If you really think wuwt is in any shape or form marxist you can call me Karl.
They may be a lot of things but they are upfront and consistent for what they stand for.

Dean Jackson
Reply to  MyUsernameReloaded
June 12, 2026 2:14 pm

“They may be a lot of things but they are upfront and consistent for what they stand for.”

That’s what any “false opposition” will do, you know. They are consistent, but when the actual truth is identified, they resort to the old Marxist tactic of
ad hominem reply. I imploded the “Climate Change” narrative and was attacked for it.



Reply to  Dean Jackson
June 12, 2026 4:53 pm

Is this false opposition in the room with us right now?

Can you show us on this doll where the false opposition hurt you?

Were we involved in the Charlie Kirk assassination?

Reply to  Charles Rotter
June 13, 2026 7:36 am

The Soulless Minions of Orthodoxy 1, Sky Dragons 0.

Reply to  Dean Jackson
June 12, 2026 3:29 pm

Your comment has nothing to do with subject of this article about natural gas.
Post it in the next Open Thread.

Bob
June 12, 2026 12:40 pm

More crappy government standing in the way of a more affordable and comfortable life.

June 12, 2026 1:17 pm

‘Having first proposed the project in 2013, Williams Companies, a Tulsa-based firm, received federal approvals more than a decade ago. In 2016, the company sidelined the project after New York regulators denied a water-quality permit.’

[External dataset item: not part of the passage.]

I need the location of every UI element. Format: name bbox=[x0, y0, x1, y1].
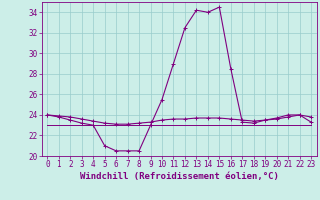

Why haven’t the ‘New York regulators’ been taken to task for clearly mucking with Article I, Section 8, Clause 3 of the U.S. Constitution, granting Congress the power “to regulate Commerce with foreign Nations, and among the several States, and with the Indian Tribes”?

Is this because there is no person or entity within NE that has ‘standing’ to bring a suit against NY?

mleskovarsocalrrcom
June 12, 2026 2:16 pm

Unfortunately from a legal standpoint it’s far easier to stop an energy project involving fossil fuels or nuclear than it is to start and complete one using renewables. Almost all the federal district courts are packed with unelected Liberal judges (for life!) willing to do the Marxist bidding.

Reply to  mleskovarsocalrrcom
June 12, 2026 3:40 pm

‘Almost all the federal district courts are packed with unelected Liberal judges (for life!) willing to do the Marxist bidding.’

“Jefferson and the Jeffersonians proclaimed for decades that if the day ever came when the federal government, through its judiciary, became the sole decision maker of what the limits of federal governmental powers would be, Americans would then live under a tyranny.”